Malgré les avantages potentiels que peut offrir l’espace de travail métavers, comme la possibilité de choisir plus librement son lieu de résidence, la réduction des frais de déplacement et la quasi-élimination du besoin de bureaux physiques, une question se pose : sera-t-il bon pour nous ?

Le bureau européen de l’Organisation mondiale de la santé a déjà prévenu que les métavers pourraient présenter des risques pour la santé publique.

« Passer plus de temps en ligne connecté au métavers avec des gadgets peut réduire les niveaux d’activité physique et donner aux publicitaires beaucoup plus de moyens de promouvoir des produits malsains comme la malbouffe, le tabac ou l’alcool », a déclaré le Dr Kremlin Wickramasinghe, chef par intérim du Bureau européen de l’OMS pour la prévention et le contrôle des maladies non transmissibles, dans un communiqué au début de l’année.

Mais les conséquences pour la santé pourraient aller bien au-delà de la réduction de l’activité physique et de l’exposition à des publicités malsaines.

Le comportement social humain est important pour notre santé et notre survie, et la recherche montre que les troubles psychiatriques impliquent souvent une certaine perturbation du comportement social normal. C’est parce que nous sommes des créatures sociales – c’est dans notre ADN, et nos hormones sont conçues pour favoriser l’engagement social.

La pandémie de coronavirus a déjà mis en évidence les risques liés à la diminution des interactions en face à face, tout comme l’essor des médias sociaux.

De nombreuses études ont mis en garde contre l’utilisation excessive de plateformes telles que Facebook, Instagram et TikTok, qui pourrait provoquer des symptômes de dépression, un comportement addictif, la solitude et l’anxiété.

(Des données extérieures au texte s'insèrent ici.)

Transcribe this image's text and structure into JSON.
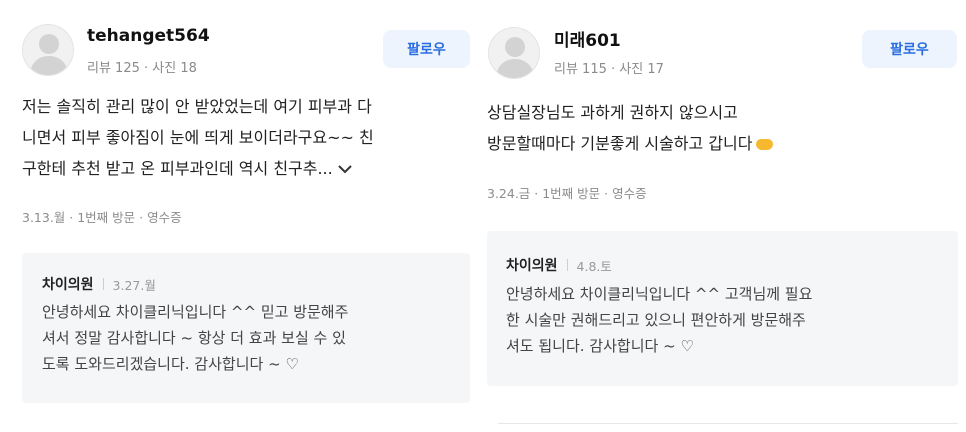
{
  "reviews": [
    {
      "username": "tehanget564",
      "meta": "리뷰 125 · 사진 18",
      "follow_label": "팔로우",
      "text_lines": [
        "저는 솔직히 관리 많이 안 받았었는데 여기 피부과 다",
        "니면서 피부 좋아짐이 눈에 띄게 보이더라구요~~ 친",
        "구한테 추천 받고 온 피부과인데 역시 친구추..."
      ],
      "expand_icon": "chevron-down-icon",
      "visit_info": "3.13.월 · 1번째 방문 · 영수증",
      "reply": {
        "name": "차이의원",
        "date": "3.27.월",
        "lines": [
          "안녕하세요 차이클리닉입니다 ^^ 믿고 방문해주",
          "셔서 정말 감사합니다 ~ 항상 더 효과 보실 수 있",
          "도록 도와드리겠습니다. 감사합니다 ~ ♡"
        ]
      }
    },
    {
      "username": "미래601",
      "meta": "리뷰 115 · 사진 17",
      "follow_label": "팔로우",
      "text_lines": [
        "상담실장님도 과하게 권하지 않으시고",
        "방문할때마다 기분좋게 시술하고 갑니다"
      ],
      "emoji_icon": "handshake-emoji-icon",
      "visit_info": "3.24.금 · 1번째 방문 · 영수증",
      "reply": {
        "name": "차이의원",
        "date": "4.8.토",
        "lines": [
          "안녕하세요 차이클리닉입니다 ^^ 고객님께 필요",
          "한 시술만 권해드리고 있으니 편안하게 방문해주",
          "셔도 됩니다. 감사합니다 ~ ♡"
        ]
      }
    }
  ],
  "colors": {
    "follow_text": "#2a6de0",
    "follow_bg": "#eef4fd",
    "reply_bg": "#f4f6f8",
    "meta_text": "#8a8a8a"
  }
}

Nous avons également été alertés sur la façon dont le travail à distance aggrave l’isolement.

Un sondage paneuropéen réalisé en septembre par LifeWorks, une société de services de bien-être, a révélé que 39 % des travailleurs interrogés présentaient un risque élevé de problèmes de santé mentale. Près d’un tiers des personnes interrogées ont déclaré se sentir souvent seules.

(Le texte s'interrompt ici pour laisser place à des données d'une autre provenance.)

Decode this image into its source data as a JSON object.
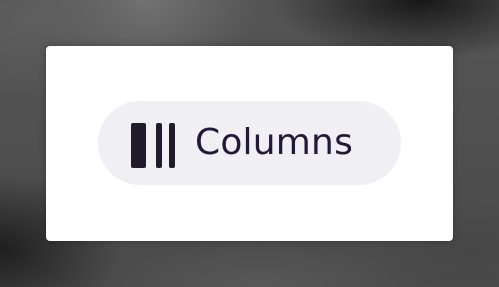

« Nous pouvons transiger dans ces appels Zoom de 20 minutes, puis passer à autre chose. Mais cela ne crée pas un sentiment d’appartenance », a déclaré Paula Allen, directrice mondiale de la recherche de LifeWorks, à Euronews Next au début de cette année.

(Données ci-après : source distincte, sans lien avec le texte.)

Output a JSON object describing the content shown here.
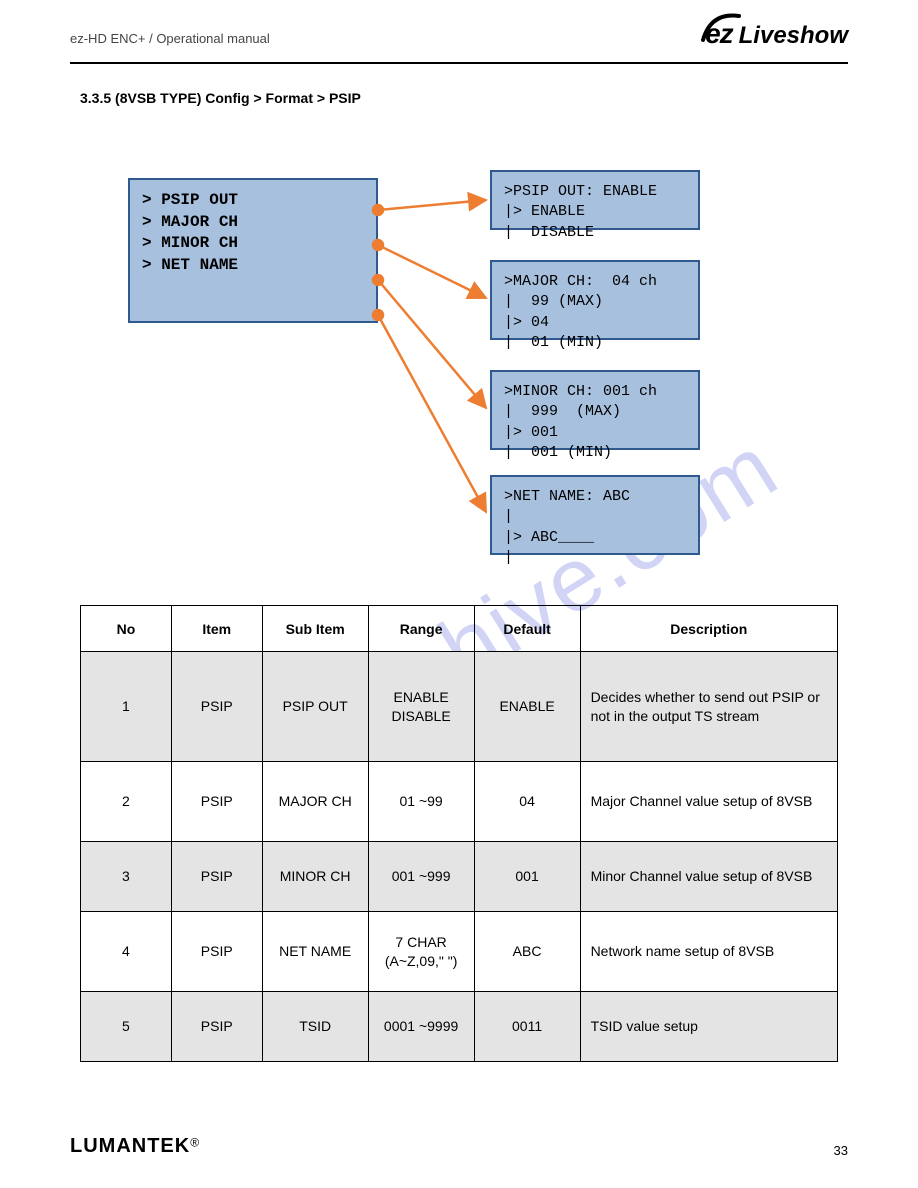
{
  "header": {
    "doc_title": "ez-HD ENC+ / Operational manual",
    "brand_ez": "ez",
    "brand_text": "Liveshow"
  },
  "section": {
    "path": "3.3.5  (8VSB TYPE) Config > Format > PSIP"
  },
  "diagram": {
    "main_menu": "> PSIP OUT\n> MAJOR CH\n> MINOR CH\n> NET NAME",
    "box_psip": ">PSIP OUT: ENABLE\n|> ENABLE\n|  DISABLE",
    "box_major": ">MAJOR CH:  04 ch\n|  99 (MAX)\n|> 04\n|  01 (MIN)",
    "box_minor": ">MINOR CH: 001 ch\n|  999  (MAX)\n|> 001\n|  001 (MIN)",
    "box_net": ">NET NAME: ABC\n| \n|> ABC____\n| "
  },
  "table": {
    "headers": [
      "No",
      "Item",
      "Sub Item",
      "Range",
      "Default",
      "Description"
    ],
    "rows": [
      {
        "no": "1",
        "item": "PSIP",
        "sub": "PSIP OUT",
        "range": "ENABLE\nDISABLE",
        "def": "ENABLE",
        "desc": "Decides whether to send out PSIP or not in the output TS stream"
      },
      {
        "no": "2",
        "item": "PSIP",
        "sub": "MAJOR CH",
        "range": "01\n~99",
        "def": "04",
        "desc": "Major Channel value setup of 8VSB"
      },
      {
        "no": "3",
        "item": "PSIP",
        "sub": "MINOR CH",
        "range": "001\n~999",
        "def": "001",
        "desc": "Minor Channel value setup of 8VSB"
      },
      {
        "no": "4",
        "item": "PSIP",
        "sub": "NET NAME",
        "range": "7 CHAR\n(A~Z,09,\" \")",
        "def": "ABC",
        "desc": "Network name setup of 8VSB"
      },
      {
        "no": "5",
        "item": "PSIP",
        "sub": "TSID",
        "range": "0001\n~9999",
        "def": "0011",
        "desc": "TSID value setup"
      }
    ]
  },
  "footer": {
    "brand": "LUMANTEK",
    "reg": "®",
    "page": "33"
  },
  "watermark": "manualshive.com"
}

Une autre étude menée par des chercheurs de l’université de Boston et de l’université de Canterbury a révélé que les employés les plus solitaires étaient ceux qui travaillaient à domicile.

Mais le métavers se présente comme un hybride entre le travail à domicile et le travail au bureau : il n’est pas entièrement distant, ni réellement présentiel.

personnalisation et anxiété

Des recherches supplémentaires doivent être menées pour comprendre les conséquences potentielles sur la santé du travail dans les métavers, mais certaines études mettent en évidence d’autres risques possibles.

Une étude de 2010 a révélé que les personnes étaient plus susceptibles d’éprouver des sentiments dissociatifs accrus, également connus sous le nom de trouble de dépersonnalisation-réalisation, après une immersion en RV.

Ce trouble se caractérise par le sentiment d’être déconnecté de son corps et de ses pensées et peut entraîner une anxiété grave et des crises de panique.

Certains utilisateurs de RV sur Reddit ont signalé se sentir mal après des sessions de RV prolongées : « C’est presque comme une petite gueule de bois, selon l’intensité de votre expérience de RV (…) [Mais les symptômes physiques] s’estompent généralement dans les 1 à 2 premières heures et s’améliorent avec le temps ».
Sur une note plus positive, d’autres études suggèrent que le travail dans les métavers « peut atténuer la fatigue d’écran et les problèmes de santé mentale associés à l’isolement du travail à distance », selon Sinfield d’Osborne Clarke et son collègue Alex Farrell-Thomas.

« L’interaction dans les métavers s’apparente davantage à la connexion humaine que nous ressentons en travaillant et en collaborant en personne », ont-ils écrit sur le site web RH Personnel Today.

« Les employeurs ont le devoir de s’occuper de la santé et du bien-être de leurs employés et particulièrement maintenant après le COVID », a déclaré Sinfield à Euronews Next.

« Ils vont devoir être capables de rassurer les employés avant de s’attendre à ce qu’ils arrêtent de travailler de cette manière ».